A pesar de que le había insistido mil veces para que me tuteara, era casi imposible que un mexicano que atiende a una güerita extranjera en un café pueda permitirse hacerlo. Ya me había acostumbrado.

—Sí —le respondí entre lágrimas—. No sé cómo quedó, pero tampoco quiero saber.

Me levanté de la silla para poder recibir esos brazos extendidos que en un impulso me esperaban. En todos esos meses de tardes compartidas, Juan Manuel y yo nunca habíamos tenido contacto, pero su presencia en el café poco a poco se había transformado en mi sostén; me traía un café en el momento justo, la quesadilla o el bisquet cuando mis tripas sonaban y yo ni me daba cuenta de que tenía hambre; o venía a conversar un ratito cuando, no sé cómo, notaba que estaba estancada.
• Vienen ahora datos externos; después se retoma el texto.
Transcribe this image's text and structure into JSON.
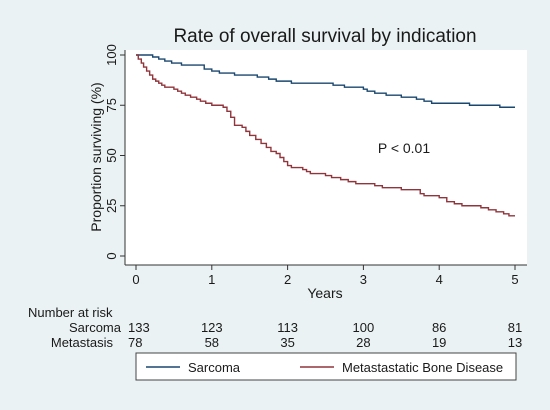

Entonces, me hacía reír con un chiste o alguna anécdota que nunca sabré si era real. Cuando alguna palabra que me decía viajaba en mi cabeza hacia atrás a algún punto de la historia de mis personajes, inmediatamente sabía que tenía que desaparecer para dejarme continuar e inventaba que lo llamaban de alguna mesa.

Mis tardes en el café habían sido la manera que, sin buscarla, había encontrado para terminar la tarea que en un principio había surgido natural, para doler luego como un parto. Esa historia estaba metida tan dentro de mi piel y corría tan fuerte en mi sangre que poder sacarla, compartirla, contarla, equivalía a un período de varias cirugías luego de un accidente grave. Durante todo este proceso, a veces me sentí una niñita indefensa, otras una mujer protectora y algunas más una joven confundida. Sentí en mi piel los dolores de mis padres niños, vibró en mi sangre la esperanza de sus corazones lastimados al conocerse y lloré sus desencuentros como si los estuviera viviendo yo, nuevamente.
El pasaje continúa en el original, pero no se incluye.